Silently praying to the Goddess, Sita fervently requested to be married to Rama. The Goddess granted her wish. But this secret longing and the granting of the unspoken boon was not revealed to anyone else.
Guru Vishwamitra reached the location where the Swayamvar (marriage ceremony) was to be held. All the kings present in the assembly paled before the radiance of Rama. King Janaka then announced that whoever lifted this mighty bow of Shiva, would receive the garland from Sita, as her chosen husband.
One by one all the kings tried to lift the bow but they could not even move it an inch, let alone lift it. Then some kings tried to lift it together as a team but their combined strength was not enough to even raise the ends of the bow up.
Rishi Janaka then announced that he was grieved to think that there was no man left on earth worthy to meet this challenge. Had he known this, he would not have leveled such a difficult condition to wed his daughter.This enraged Lakshmana. He declared loudly that such a statement should not be made in an assembly where Raghuvanshis are present. “You are asking for the bow to be lifted, but if my guru allows and my elder brother Rama blesses me, I can lift the bow like a branch from a tree!” he said angrily. Sage Vishwamitra pacified Lakshmana and told him to sit down. He then directed Rama when he picked the bow up he should draw it to the breaking point.Shri Rama went towards the bow, and to everyone’s astonishment, lifted it with great ease. He drew back the bowstring until the bow broke in two. The heavens resounded with the crack of the bow breaking asunder. Everyone was shocked into silence.
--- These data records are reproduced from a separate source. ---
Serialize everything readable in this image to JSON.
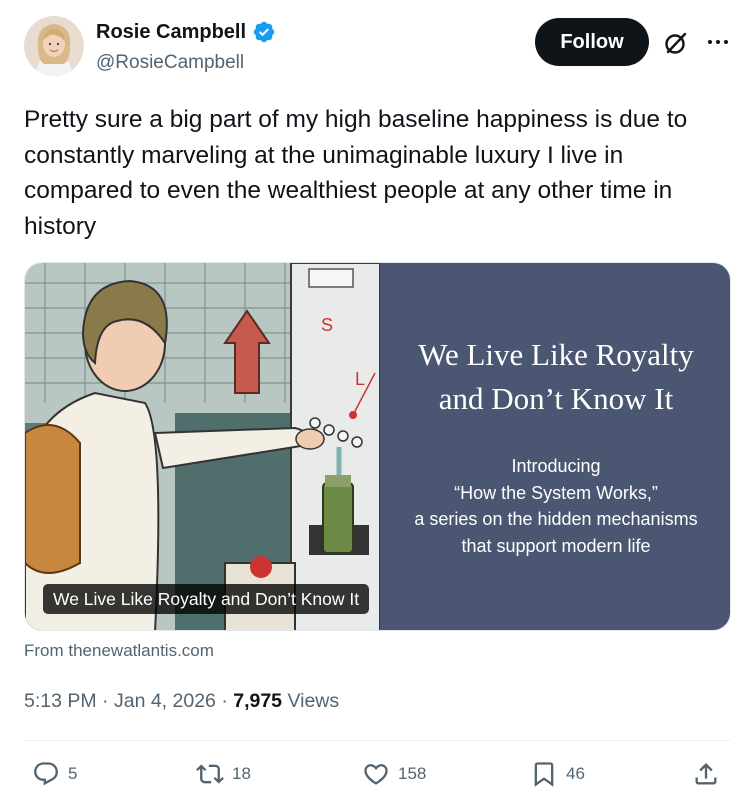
{
  "author": {
    "name": "Rosie Campbell",
    "handle": "@RosieCampbell",
    "verified_color": "#1d9bf0"
  },
  "header": {
    "follow_label": "Follow",
    "grok_icon": "grok-icon",
    "more_icon": "more-icon"
  },
  "tweet": {
    "text": "Pretty sure a big part of my high baseline happiness is due to constantly marveling at the unimaginable luxury I live in compared to even the wealthiest people at any other time in history"
  },
  "card": {
    "title_line1": "We Live Like Royalty",
    "title_line2": "and Don’t Know It",
    "intro_line1": "Introducing",
    "intro_line2": "“How the System Works,”",
    "intro_line3": "a series on the hidden mechanisms",
    "intro_line4": "that support modern life",
    "caption": "We Live Like Royalty and Don’t Know It",
    "panel_color": "#4b5772",
    "source": "From thenewatlantis.com"
  },
  "meta": {
    "time": "5:13 PM",
    "separator": "·",
    "date": "Jan 4, 2026",
    "views_count": "7,975",
    "views_label": "Views"
  },
  "actions": {
    "replies": "5",
    "reposts": "18",
    "likes": "158",
    "bookmarks": "46"
  }
}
King Janaka was delighted to see Rama was the one who fulfilled the terms of the Swayamvar (princess’s betrothal ceremony) and asked an overjoyed Sita to come forward. Sita put the bridal garland around Rama’s neck. The Devas rained flowers from heaven in joy.
Moments later, Parshurama arrived, looked in outrage at the pieces of the bow lying on the ground, and demanded in a loud angry tone: “Who has broken the bow belonging to my chosen God Shiva? Tell me so that I can punish him!”
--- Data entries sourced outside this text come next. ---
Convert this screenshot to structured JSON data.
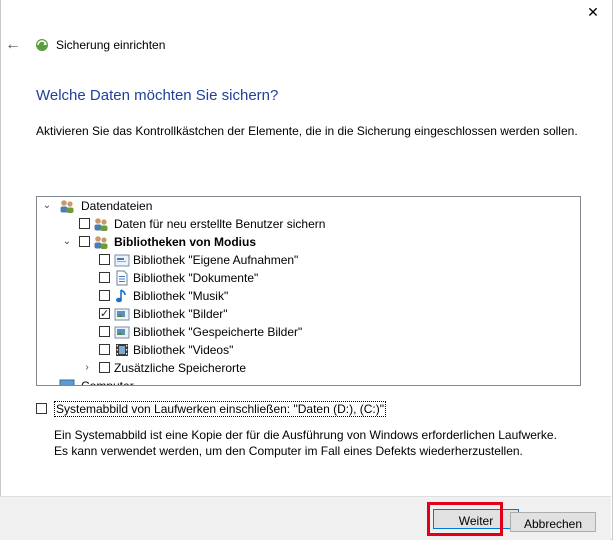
{
  "window": {
    "title": "Sicherung einrichten"
  },
  "page": {
    "heading": "Welche Daten möchten Sie sichern?",
    "instruction": "Aktivieren Sie das Kontrollkästchen der Elemente, die in die Sicherung eingeschlossen werden sollen."
  },
  "tree": {
    "items": [
      {
        "label": "Datendateien",
        "level": 0,
        "expanded": true,
        "checked": null,
        "icon": "users-icon"
      },
      {
        "label": "Daten für neu erstellte Benutzer sichern",
        "level": 1,
        "checked": false,
        "icon": "users-icon"
      },
      {
        "label": "Bibliotheken von Modius",
        "level": 1,
        "expanded": true,
        "checked": false,
        "icon": "users-icon",
        "bold": true
      },
      {
        "label": "Bibliothek \"Eigene Aufnahmen\"",
        "level": 2,
        "checked": false,
        "icon": "library-icon"
      },
      {
        "label": "Bibliothek \"Dokumente\"",
        "level": 2,
        "checked": false,
        "icon": "document-icon"
      },
      {
        "label": "Bibliothek \"Musik\"",
        "level": 2,
        "checked": false,
        "icon": "music-icon"
      },
      {
        "label": "Bibliothek \"Bilder\"",
        "level": 2,
        "checked": true,
        "icon": "pictures-icon"
      },
      {
        "label": "Bibliothek \"Gespeicherte Bilder\"",
        "level": 2,
        "checked": false,
        "icon": "pictures-icon"
      },
      {
        "label": "Bibliothek \"Videos\"",
        "level": 2,
        "checked": false,
        "icon": "video-icon"
      },
      {
        "label": "Zusätzliche Speicherorte",
        "level": 2,
        "expanded": false,
        "checked": false,
        "icon": "folder-icon"
      },
      {
        "label": "Computer",
        "level": 0,
        "expanded": false,
        "checked": null,
        "icon": "computer-icon"
      }
    ]
  },
  "system_image": {
    "label": "Systemabbild von Laufwerken einschließen: \"Daten (D:), (C:)\"",
    "checked": false,
    "description": "Ein Systemabbild ist eine Kopie der für die Ausführung von Windows erforderlichen Laufwerke. Es kann verwendet werden, um den Computer im Fall eines Defekts wiederherzustellen."
  },
  "buttons": {
    "next": "Weiter",
    "cancel": "Abbrechen"
  },
  "colors": {
    "heading": "#1f3f9a",
    "highlight": "#e0001a"
  }
}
King Janaka was shaken, as the mood of the assembly changed from joy to fear. Lakshmana boldly confronted Parshurama and said, “It was an old bow anyway. So what if it broke? Why make so much fuss over it? We broke countless bows when we were young, and no one ever got upset about it.”
Parshurama said, “You insolent creature! I am sparing you only because you are still a child!” Vishwamitra once again calmed Lakshmana and told him to go sit down. Rama came forward, addressing Parshurama very cordially, admitting with candor: “It is I, your humble servant, who broke the bow. We, the Suryavanshis, have always respected Brahmins.”
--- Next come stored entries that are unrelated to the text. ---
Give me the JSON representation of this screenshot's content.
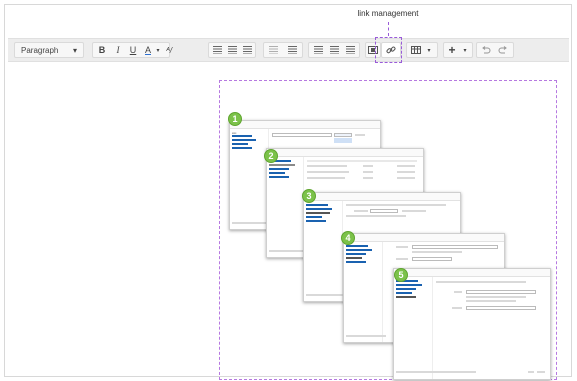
{
  "callout": {
    "label": "link management"
  },
  "toolbar": {
    "paragraph_label": "Paragraph",
    "chevron": "▾",
    "bold": "B",
    "italic": "I",
    "underline": "U",
    "text_color": "A",
    "highlight": "ᴬ/",
    "plus": "+"
  },
  "steps": [
    "1",
    "2",
    "3",
    "4",
    "5"
  ],
  "colors": {
    "accent": "#9a5bd9",
    "badge": "#7cc24a",
    "toolbar": "#ededed"
  }
}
Rama’s humble stance and polite tone impressed Parshurama. He looked him over carefully and noticed the brilliant signs of a Divine avatar in Rama. So, picking up his own celestial bow, he handed it to Rama, requesting him to string it, if he could.
As soon as the bow touched Rama’s hand, the bowstring stretched and the bow strung itself. Parshurama bowed low before Rama. “You are Vishnu incarnate, the Lord of the Universe. Forgive me my impertinence!” he said. Then, Parshurama turned away and returned to his dwelling place on Mount Mahendra.